Me; Er… Ok... Une baguette*?

Boulanger: Quoi?

Me: au fromage et au jambon? Une baguette au fromage et au jambon?

Boulanger: Quoi?

We don’t have any cheese.

Me: In the window – it has cheese. A panini? A baguette will be fine.

Boulanger: Panini? (Shrugs and pulls a face.) No. We don’t have cheese.


My confidence was crushed; the rest of the transaction was completed in English – which the assistant spoke perfectly. I left with a very unsatisfactory ham baguette. The sort of baguette where wafer-thin slices of ham are barely visible within the jaw-breaking, crusty peaks.

You see, the thing about learning French through immersion is that it is exhausting. Every encounter sees me questioning whether I have the right words, whether I am saying them correctly, and whether they will just speak English and not give me a chance. I listen to the news and watch my favourite programme n’oubliez pas les paroles, every evening. I have even watched several documentaries in French– about Jaques Tati (I’m a huge fan), Basquiat, a French tour promoter looking for English look-a-like/sound-a-like acts to tour in France, and two nights ago – the Bournemouth Symphony Orchestra no less.

I have learned quickly that pronunciation plays a big part. Funny that.

I was lucky to spend time with a good friend and her brother. Her brother, a farmer, has lived in France for 20 years and sells his sheep's milk products on stalls at several Paris markets. After an extensive cheese-tasting session at his stall and my bag now full of restaurant-clearing, pungent smells, we decamped to a local café for lunch. We followed up with a walk in the Jardin de Luxembourg, then aperitif(s) and a round of cards in a bar on Rue Montorgueil. His daughter is studying phonetics ( amongst many other language and literature subjects) at a Paris University, so was able to help with a couple of tricky words:

nouille (noodles nuj)

moelleux (soft, spongy mwa.lø as in moelleux au chocolat.) The best advice he gave me was to learn how to say my vowels properly and to speak slowly and clearly while I am learning. It’s quite a facial workout to get right. Oh, and to practice every day.

I shouldn't beat myself up. It's only been two weeks and I’m seeing progress each day. Maybe that is an important lesson to recognise.

So ‘See voo play’ has now become ‘sill voo pleh’, and things are going much better.
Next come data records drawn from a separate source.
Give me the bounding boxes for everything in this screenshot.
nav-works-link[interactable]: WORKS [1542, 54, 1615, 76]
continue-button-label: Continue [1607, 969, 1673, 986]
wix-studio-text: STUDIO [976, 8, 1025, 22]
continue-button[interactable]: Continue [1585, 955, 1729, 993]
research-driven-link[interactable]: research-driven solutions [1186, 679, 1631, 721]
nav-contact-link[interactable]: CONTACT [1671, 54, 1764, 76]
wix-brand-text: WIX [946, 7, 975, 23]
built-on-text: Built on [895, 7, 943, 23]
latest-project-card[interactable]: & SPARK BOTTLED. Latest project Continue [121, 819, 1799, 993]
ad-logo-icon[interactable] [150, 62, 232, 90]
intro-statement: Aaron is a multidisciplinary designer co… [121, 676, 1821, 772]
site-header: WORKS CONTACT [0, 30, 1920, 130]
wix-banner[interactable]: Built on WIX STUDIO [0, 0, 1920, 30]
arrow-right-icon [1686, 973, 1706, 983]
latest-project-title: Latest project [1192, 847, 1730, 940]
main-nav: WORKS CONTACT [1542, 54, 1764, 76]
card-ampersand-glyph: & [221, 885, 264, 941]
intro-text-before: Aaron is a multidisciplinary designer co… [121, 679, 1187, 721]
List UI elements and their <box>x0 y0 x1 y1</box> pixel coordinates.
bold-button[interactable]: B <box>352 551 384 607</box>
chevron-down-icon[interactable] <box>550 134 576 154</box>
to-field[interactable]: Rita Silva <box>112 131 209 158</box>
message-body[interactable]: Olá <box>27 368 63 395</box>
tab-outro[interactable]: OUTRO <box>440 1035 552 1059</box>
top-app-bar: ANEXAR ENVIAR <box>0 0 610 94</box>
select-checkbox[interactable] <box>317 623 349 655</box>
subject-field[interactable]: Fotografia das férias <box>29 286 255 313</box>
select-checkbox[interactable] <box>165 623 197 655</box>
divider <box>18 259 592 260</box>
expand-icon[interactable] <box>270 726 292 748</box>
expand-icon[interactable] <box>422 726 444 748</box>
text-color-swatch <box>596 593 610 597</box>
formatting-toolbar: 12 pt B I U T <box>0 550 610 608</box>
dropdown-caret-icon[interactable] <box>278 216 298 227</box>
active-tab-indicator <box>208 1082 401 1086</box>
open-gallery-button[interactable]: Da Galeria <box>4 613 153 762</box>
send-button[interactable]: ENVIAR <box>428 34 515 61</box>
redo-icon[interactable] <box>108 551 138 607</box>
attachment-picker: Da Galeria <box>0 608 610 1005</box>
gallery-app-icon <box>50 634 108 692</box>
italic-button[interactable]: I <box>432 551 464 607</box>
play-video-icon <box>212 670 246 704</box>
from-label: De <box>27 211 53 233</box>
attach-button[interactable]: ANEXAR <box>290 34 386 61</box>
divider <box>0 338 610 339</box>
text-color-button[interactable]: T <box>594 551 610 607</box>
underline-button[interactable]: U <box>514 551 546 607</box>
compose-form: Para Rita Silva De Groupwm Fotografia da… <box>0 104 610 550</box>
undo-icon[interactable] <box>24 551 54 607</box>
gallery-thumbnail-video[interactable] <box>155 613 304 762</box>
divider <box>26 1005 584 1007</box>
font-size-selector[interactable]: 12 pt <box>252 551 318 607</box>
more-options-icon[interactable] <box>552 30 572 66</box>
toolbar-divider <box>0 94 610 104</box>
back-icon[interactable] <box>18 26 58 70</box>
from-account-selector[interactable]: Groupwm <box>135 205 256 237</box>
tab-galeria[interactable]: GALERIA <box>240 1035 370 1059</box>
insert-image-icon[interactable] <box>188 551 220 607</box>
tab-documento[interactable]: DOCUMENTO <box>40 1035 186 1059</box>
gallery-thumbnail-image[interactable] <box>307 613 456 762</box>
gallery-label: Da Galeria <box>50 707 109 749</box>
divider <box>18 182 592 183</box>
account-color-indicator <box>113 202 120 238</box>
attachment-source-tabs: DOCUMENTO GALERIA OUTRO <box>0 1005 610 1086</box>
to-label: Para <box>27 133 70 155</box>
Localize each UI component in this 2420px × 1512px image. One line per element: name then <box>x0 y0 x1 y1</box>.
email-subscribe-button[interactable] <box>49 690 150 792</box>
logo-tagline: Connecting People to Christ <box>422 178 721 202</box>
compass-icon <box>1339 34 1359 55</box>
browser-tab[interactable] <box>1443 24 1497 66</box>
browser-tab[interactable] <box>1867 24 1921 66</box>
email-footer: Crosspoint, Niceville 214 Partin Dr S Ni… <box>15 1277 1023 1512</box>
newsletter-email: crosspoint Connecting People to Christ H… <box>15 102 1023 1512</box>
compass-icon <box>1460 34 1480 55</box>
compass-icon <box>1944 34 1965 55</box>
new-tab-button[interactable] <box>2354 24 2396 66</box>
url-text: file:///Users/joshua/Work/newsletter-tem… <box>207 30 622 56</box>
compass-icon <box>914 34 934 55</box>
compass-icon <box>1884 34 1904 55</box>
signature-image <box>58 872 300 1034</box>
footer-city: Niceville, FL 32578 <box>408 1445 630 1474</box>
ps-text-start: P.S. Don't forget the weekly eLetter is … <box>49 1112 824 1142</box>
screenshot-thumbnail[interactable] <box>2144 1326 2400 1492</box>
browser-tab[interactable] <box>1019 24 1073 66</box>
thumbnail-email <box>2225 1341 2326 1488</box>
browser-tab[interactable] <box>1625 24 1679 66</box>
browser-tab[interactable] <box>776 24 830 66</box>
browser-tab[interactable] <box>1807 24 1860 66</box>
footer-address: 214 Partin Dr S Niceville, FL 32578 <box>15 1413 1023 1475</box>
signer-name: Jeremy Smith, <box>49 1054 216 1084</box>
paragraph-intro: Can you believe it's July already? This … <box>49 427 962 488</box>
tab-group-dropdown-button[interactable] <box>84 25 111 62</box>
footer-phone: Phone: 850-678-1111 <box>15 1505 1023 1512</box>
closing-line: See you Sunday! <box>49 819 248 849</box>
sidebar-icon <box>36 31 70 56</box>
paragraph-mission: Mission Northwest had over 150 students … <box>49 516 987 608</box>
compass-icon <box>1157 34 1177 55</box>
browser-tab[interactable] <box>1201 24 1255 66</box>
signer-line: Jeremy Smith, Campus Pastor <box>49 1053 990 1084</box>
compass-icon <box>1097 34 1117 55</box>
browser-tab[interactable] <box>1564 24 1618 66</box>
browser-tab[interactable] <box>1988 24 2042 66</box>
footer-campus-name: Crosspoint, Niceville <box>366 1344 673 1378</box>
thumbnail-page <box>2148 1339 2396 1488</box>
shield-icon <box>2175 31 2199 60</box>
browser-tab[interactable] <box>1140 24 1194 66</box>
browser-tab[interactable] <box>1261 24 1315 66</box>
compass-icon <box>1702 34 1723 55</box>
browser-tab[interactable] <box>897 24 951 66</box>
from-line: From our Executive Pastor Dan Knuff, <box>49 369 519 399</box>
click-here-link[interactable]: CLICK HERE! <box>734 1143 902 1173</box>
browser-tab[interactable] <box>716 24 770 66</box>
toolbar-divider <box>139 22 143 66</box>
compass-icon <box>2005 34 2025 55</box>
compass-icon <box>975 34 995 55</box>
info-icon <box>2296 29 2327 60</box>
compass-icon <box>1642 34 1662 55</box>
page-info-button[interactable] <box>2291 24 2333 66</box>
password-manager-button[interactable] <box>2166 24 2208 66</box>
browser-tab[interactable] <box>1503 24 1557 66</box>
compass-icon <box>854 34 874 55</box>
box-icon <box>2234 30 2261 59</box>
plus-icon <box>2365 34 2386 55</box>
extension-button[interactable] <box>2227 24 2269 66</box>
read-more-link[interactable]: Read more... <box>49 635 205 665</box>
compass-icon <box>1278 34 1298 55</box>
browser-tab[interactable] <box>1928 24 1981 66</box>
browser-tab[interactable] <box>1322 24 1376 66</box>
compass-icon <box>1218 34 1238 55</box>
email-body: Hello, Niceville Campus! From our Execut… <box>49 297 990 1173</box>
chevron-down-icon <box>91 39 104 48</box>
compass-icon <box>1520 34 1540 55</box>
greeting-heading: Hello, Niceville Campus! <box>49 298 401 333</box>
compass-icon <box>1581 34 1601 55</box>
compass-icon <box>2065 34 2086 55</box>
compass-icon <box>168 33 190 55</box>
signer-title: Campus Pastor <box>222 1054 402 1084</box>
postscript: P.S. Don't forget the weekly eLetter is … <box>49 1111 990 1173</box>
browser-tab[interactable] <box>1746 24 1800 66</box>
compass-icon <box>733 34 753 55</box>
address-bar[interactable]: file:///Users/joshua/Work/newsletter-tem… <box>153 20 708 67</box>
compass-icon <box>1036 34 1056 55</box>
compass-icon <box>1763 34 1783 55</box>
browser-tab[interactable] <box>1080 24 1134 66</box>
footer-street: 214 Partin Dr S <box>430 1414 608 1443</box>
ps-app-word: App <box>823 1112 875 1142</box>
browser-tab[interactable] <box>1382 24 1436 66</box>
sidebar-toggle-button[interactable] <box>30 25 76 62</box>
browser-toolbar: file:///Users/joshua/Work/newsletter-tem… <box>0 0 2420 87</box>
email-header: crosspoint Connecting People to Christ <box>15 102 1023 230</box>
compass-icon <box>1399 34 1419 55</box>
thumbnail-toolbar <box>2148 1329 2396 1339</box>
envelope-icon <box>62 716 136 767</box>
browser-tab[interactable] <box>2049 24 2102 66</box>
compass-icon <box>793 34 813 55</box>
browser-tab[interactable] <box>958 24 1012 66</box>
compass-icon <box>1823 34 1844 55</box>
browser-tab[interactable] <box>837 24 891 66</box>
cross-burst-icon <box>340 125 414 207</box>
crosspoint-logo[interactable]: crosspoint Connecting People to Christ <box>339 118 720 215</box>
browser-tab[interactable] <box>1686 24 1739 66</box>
I should thank the nice lady in La Samaritaine who answered my questions slowly and clearly when I asked her to explain in French and the slightly grumpy French Boulanger (different bakery) who made me repeat back word for word what he said, taking me painfully through the whole conversation. I can’t get it wrong next time!

Today, after 305,164 steps (yes, I am keeping a spreadsheet), I decided I needed to me donner une pause and give my poor pieds and my head a break.

Right on cue, the sun popped out from behind the clouds, giving me the perfect excuse to find a quiet corner to read my book and soak up the day.

A short stroll around the corner is the Grande Mosquée de Paris. Un Jardin d'Eden au Cœur de Paris: I have been waiting for a sunny day to pay a visit. It exceeded all expectations, and at only 3 euros to go in, it more than made up for a very stressful visit to the Gare d’Orsay yesterday.

Opened in 1922, the Mosque is a haven of calm in the centre of Paris. 450 craftsmen and artists built it over four years. Along with the main building, one of the highlights of the visit is the gardens. As you walk in, the scent of jasmine wraps itself around you, releasing its heady aroma as the sun's rays slowly warm the enclosed garden. Glittering, jewelled pools of sunlight line the pathway as the sun glints and sparkles through the trees. The colours, patterns, and textures of the walls, floor, doors, and windows are an assault on the senses. It’s a really beautiful and peaceful place. Feeling more relaxed (can you tell?) I headed next door to the tea rooms and restaurant for a restorative lamb tagine and fresh lemon juice.

Two hours reading my book in the Jardin des Plantes rounded the day off perfectly. But the best bit of the day? No one would speak English to me - and it all went off without a hitch.

It seems giving yourself a break can make all the difference.

* In 2022 the humble baguette was awarded UNESCO recognition in the ‘artisanal know-how and culture’ category on its list of Intangible Cultural Heritage.